Mr. Bruno Hegner reports
DISCOVERY HARBOUR GRANTED OPTION TO ACQUIRE ADDITIONAL 49% INTEREST IN WABASSI JOINT VENTURE, NORTHWEST ONTARIO
Northern Shield Resources Inc. has sold its 49-per-cent interest in Discovery Harbour Resources Corp.'s Wabassi joint venture and its 59-per-cent interest in the joint venture for the neighbouring Max property to Great Lakes Resources LLC, a private U.S. based company, and has granted Great Lakes a first right of refusal to acquire its 100-per-cent interest in the Storm property. As a result of this acquisition by Great Lakes, the interests in the Wabassi JV are held by the company (51 per cent) and Great Lakes (49 per cent) and the interests in the Max JV are held by Great Lakes (59 per cent) and by Rainy Mountain Royalty Corp. (41 per cent).

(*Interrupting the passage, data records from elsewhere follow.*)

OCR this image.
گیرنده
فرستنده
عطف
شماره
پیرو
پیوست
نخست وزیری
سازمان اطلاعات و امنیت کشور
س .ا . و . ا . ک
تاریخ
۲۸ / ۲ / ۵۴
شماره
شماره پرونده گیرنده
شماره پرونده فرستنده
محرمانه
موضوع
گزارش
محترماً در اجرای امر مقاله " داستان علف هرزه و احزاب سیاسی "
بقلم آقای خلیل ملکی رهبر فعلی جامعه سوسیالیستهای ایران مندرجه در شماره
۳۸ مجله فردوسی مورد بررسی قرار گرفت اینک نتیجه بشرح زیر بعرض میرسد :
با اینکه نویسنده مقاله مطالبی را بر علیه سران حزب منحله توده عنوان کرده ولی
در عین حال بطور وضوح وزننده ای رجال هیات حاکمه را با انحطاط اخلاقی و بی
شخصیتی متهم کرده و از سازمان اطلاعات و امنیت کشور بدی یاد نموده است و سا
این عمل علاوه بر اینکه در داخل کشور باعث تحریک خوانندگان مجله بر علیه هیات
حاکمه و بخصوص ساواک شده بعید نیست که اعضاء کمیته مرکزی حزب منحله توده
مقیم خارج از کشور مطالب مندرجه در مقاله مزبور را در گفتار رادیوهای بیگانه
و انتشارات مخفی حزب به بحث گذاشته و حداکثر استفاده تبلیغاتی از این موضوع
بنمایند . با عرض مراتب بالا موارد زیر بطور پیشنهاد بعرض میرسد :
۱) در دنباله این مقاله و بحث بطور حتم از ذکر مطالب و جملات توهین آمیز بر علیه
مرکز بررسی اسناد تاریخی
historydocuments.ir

On completion of this purchase by Great Lakes, the company was granted an option by Great Lakes to acquire a 49-per-cent interest in the Wabassi JV, a 59-per-cent interest in the Max JV and the Storm rights. The option may be exercised by the company paying $2,605,684 plus 8-per-cent accumulated interest thereon, compounded monthly, by June 18, 2015. If the option is exercised by the company, the company will acquire a 49-per-cent interest in the Wabassi JV which would make the company the 100-per-cent owner of the Wabassi property, a 59-per-cent interest in the Max JV and the Storm rights, all subject to the NRN Wabassi royalty (as defined below) and the NRN Max royalty (as defined below).
As part of purchase transaction between Great Lakes and Northern Shield, Great Lakes granted Northern Shield a 0.5-per-cent net smelter returns royalty from the Wabassi property (the NRN Wabassi royalty) and a 0.6-per-cent net smelter returns royalty from the Max property (the NRN Max royalty). Half of each of the NRN Wabassi royalty and NRN Max royalty may be purchased by the royalty payor paying $750,000 to Northern Shield at any time on or before June 18, 2019, or by paying $1.5-million thereafter in respect of each royalty.

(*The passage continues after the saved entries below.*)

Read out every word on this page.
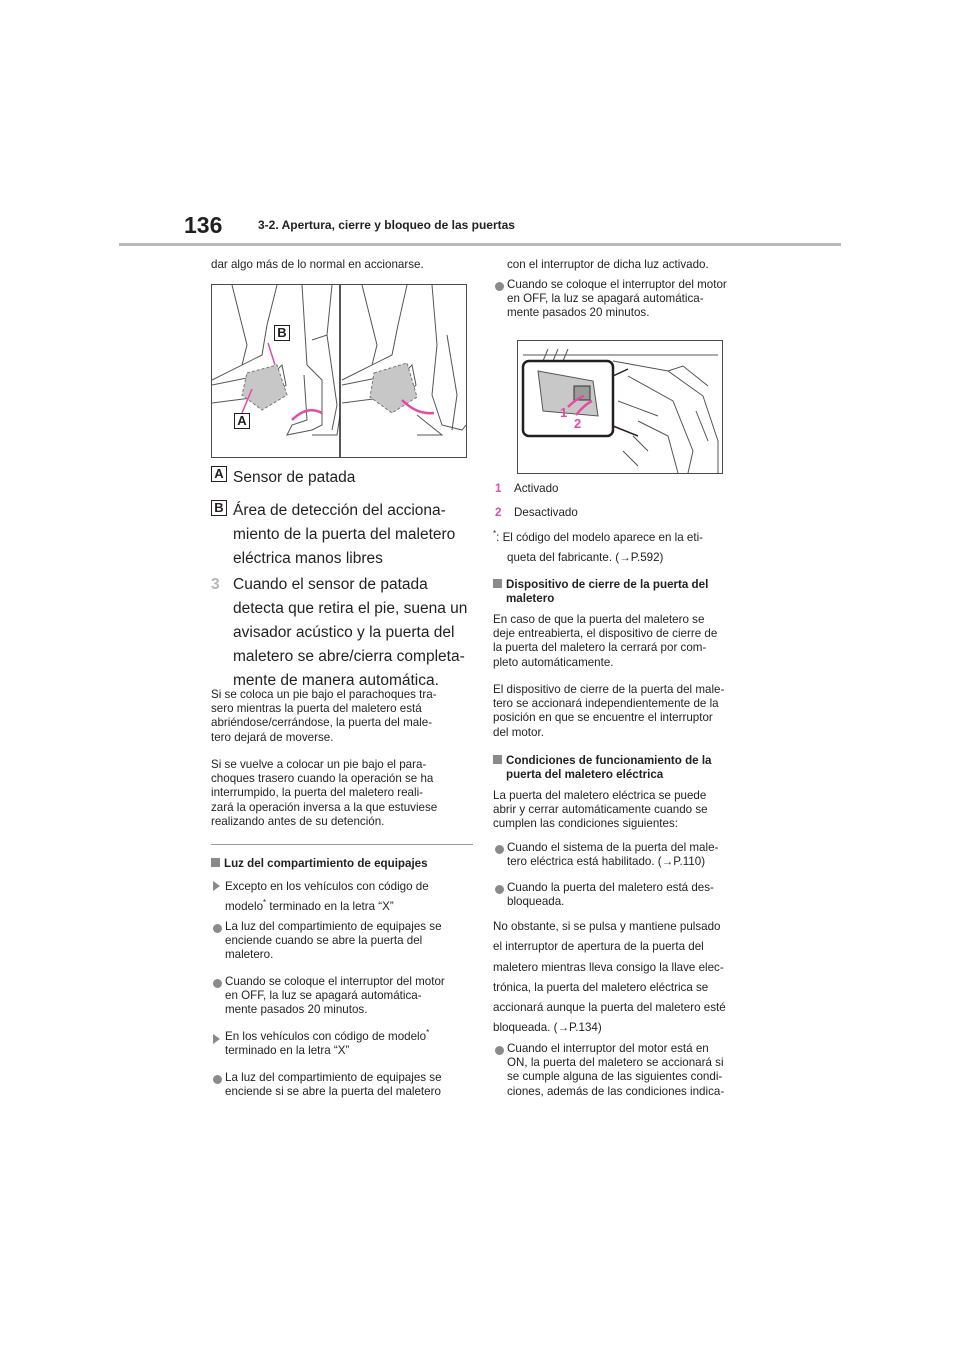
136	3-2. Apertura, cierre y bloqueo de las puertas
dar algo más de lo normal en accionarse.
B
A
A Sensor de patada
B Área de detección del acciona-
miento de la puerta del maletero
eléctrica manos libres
3 Cuando el sensor de patada
detecta que retira el pie, suena un
avisador acústico y la puerta del
maletero se abre/cierra completa-
mente de manera automática.
Si se coloca un pie bajo el parachoques tra-
sero mientras la puerta del maletero está
abriéndose/cerrándose, la puerta del male-
tero dejará de moverse.
Si se vuelve a colocar un pie bajo el para-
choques trasero cuando la operación se ha
interrumpido, la puerta del maletero reali-
zará la operación inversa a la que estuviese
realizando antes de su detención.
Luz del compartimiento de equipajes
Excepto en los vehículos con código de
modelo* terminado en la letra “X”
La luz del compartimiento de equipajes se
enciende cuando se abre la puerta del
maletero.
Cuando se coloque el interruptor del motor
en OFF, la luz se apagará automática-
mente pasados 20 minutos.
En los vehículos con código de modelo*
terminado en la letra “X”
La luz del compartimiento de equipajes se
enciende si se abre la puerta del maletero
con el interruptor de dicha luz activado.
Cuando se coloque el interruptor del motor
en OFF, la luz se apagará automática-
mente pasados 20 minutos.
1
2
1 Activado
2 Desactivado
*: El código del modelo aparece en la eti-
queta del fabricante. (→P.592)
Dispositivo de cierre de la puerta del
maletero
En caso de que la puerta del maletero se
deje entreabierta, el dispositivo de cierre de
la puerta del maletero la cerrará por com-
pleto automáticamente.
El dispositivo de cierre de la puerta del male-
tero se accionará independientemente de la
posición en que se encuentre el interruptor
del motor.
Condiciones de funcionamiento de la
puerta del maletero eléctrica
La puerta del maletero eléctrica se puede
abrir y cerrar automáticamente cuando se
cumplen las condiciones siguientes:
Cuando el sistema de la puerta del male-
tero eléctrica está habilitado. (→P.110)
Cuando la puerta del maletero está des-
bloqueada.
No obstante, si se pulsa y mantiene pulsado
el interruptor de apertura de la puerta del
maletero mientras lleva consigo la llave elec-
trónica, la puerta del maletero eléctrica se
accionará aunque la puerta del maletero esté
bloqueada. (→P.134)
Cuando el interruptor del motor está en
ON, la puerta del maletero se accionará si
se cumple alguna de las siguientes condi-
ciones, además de las condiciones indica-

In addition, the company, Great Lakes and Northern Shield have agreed with respect to each of the Wabassi JV and the Max JV, that if Great Lakes' participating interest in each of these joint ventures is diluted below 10 per cent before the option is exercised by the company, then: (i) the NRN Wabassi royalty and NRN Max royalty will be terminated, and (ii) the 2.0-per-cent net smelter returns royalty that would otherwise be payable to Great Lakes under the terms of the joint venture agreements for such properties, shall be replaced with: (a) a 1.5-per-cent net smelter returns royalty payable to Great Lakes, which the company shall have the pre-emptive right to reduce from 1.5 per cent to 0.75 per cent by paying Great Lakes $700,000, and (b) a 0.5-per-cent net smelter returns royalty payable to Northern Shield, which the company shall have the pre-emptive right to reduce from 0.5 per cent to 0.25 per cent by paying Northern Shield $300,000. Also, in connection with these transactions, the company has granted Northern Shield a limited non-exclusive licence to use and access the Wabassi camp in consideration for certain rental fees and consumable fees. It is expected that the company will continue as operator of the Wabassi JV.

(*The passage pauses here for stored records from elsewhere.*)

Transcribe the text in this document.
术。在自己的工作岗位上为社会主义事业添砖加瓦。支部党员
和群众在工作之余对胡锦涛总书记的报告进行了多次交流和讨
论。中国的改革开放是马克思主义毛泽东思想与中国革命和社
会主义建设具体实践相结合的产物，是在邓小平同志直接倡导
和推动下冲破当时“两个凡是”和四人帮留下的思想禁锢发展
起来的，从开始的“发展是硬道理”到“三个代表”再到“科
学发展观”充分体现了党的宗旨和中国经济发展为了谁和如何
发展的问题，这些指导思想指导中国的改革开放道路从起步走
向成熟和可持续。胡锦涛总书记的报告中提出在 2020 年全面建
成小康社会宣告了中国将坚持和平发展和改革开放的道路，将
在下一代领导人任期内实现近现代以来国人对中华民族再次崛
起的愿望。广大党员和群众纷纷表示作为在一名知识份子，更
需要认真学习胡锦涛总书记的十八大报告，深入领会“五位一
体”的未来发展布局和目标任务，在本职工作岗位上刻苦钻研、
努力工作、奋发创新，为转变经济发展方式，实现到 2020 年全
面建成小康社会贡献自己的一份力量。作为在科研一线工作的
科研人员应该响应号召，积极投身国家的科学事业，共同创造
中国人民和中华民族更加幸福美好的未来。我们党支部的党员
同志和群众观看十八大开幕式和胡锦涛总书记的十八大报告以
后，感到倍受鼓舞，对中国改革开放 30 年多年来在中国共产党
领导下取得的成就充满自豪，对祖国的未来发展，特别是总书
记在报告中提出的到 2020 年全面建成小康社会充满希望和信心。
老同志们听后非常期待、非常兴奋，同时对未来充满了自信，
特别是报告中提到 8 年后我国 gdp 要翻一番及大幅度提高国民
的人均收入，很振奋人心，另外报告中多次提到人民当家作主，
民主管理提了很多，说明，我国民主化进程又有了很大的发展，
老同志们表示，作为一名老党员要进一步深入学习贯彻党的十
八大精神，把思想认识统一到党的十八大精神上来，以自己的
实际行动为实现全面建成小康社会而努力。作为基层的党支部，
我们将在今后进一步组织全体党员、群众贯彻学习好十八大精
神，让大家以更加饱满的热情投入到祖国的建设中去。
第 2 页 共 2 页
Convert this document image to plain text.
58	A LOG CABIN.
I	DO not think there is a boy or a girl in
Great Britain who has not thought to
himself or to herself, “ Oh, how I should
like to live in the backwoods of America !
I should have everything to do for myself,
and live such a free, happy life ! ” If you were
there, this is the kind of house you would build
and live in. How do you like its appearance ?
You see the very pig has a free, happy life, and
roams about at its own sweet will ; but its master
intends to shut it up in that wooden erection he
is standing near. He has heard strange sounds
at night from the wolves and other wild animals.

"Completion of this transaction marks the first step toward the company's strategic goal of consolidating the Wabassi district under a single entity. It is important to remember that Wabassi is not a single project, but a previously undiscovered district. We will now turn our attention to integrating our efforts with those of the province of Ontario, first nations and private companies to develop access and infrastructure to support development of the Ring of Fire mineral province. The Wabassi joint venture holds over 12 kilometres of right-of-way along southern portion of one of the proposed access routes. Improved access is key to lowering our exploration costs and improving the overall development profile of the Wabassi district.," stated Bruno Hegner, president and chief executive officer of the company.
Great Lakes is a private U.S. company controlled by Richard B. Gilliam, a director and significant shareholder of the company. The company's exercise of the option remains subject to approval of the TSX Venture Exchange and, if required, approval of the shareholders of the company.